Je passai devant eux, sac de voyage à la main. Derrière moi, les sanglots de Rose commencèrent, la même performance qu'elle avait perfectionnée au fil des années pour monter tout le monde contre moi.

« Où vas-tu ? » cria papa derrière moi. « Tu ne peux pas simplement t'éloigner de la famille ! »

Je m'arrêtai en haut des escaliers, regardant en arrière vers ma soi-disant famille. Maman réconfortant Rose, papa semblant déchiré, et ma sœur me regardant à travers ses larmes avec des yeux qui ne contenaient aucune chaleur.

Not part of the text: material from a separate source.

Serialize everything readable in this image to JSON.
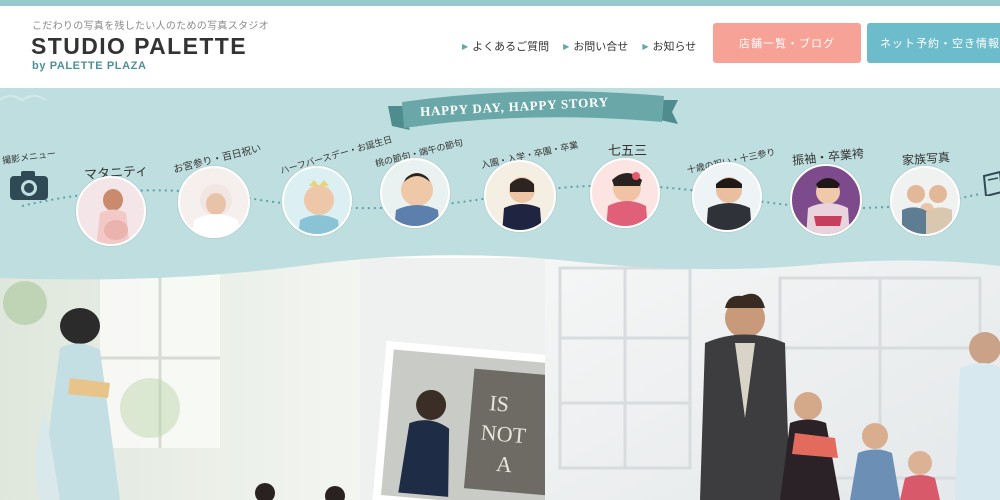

« Famille ? » Je souris, et quelque chose dans mon expression les fit tous reculer. « Non, ce n'est pas une famille. C'est un jeu. Et pendant quatorze ans, j'ai joué selon les règles de Rose. »

« Camille, s'il te plaît, » Rose tendit la main vers moi, toujours la sœur attentionnée. « Laisse-moi arranger cela. »

Je saisis son poignet avant qu'elle ne puisse me toucher. « Tu m'as bien appris, grande sœur. À manipuler. À être patiente. À attendre le moment parfait pour frapper. »

Ses yeux s'élargirent, de la peur réelle cette fois, non feinte.

« Merci pour les leçons, » murmurai-je en la relâchant. « Maintenant, regarde comment j'ai bien appris. »

Je descendis les escaliers, ignorant leurs appels. Dans le miroir de l'entrée, j'aperçus une dernière fois mon reflet, mascara coulant, regard sauvage, enfin libérée.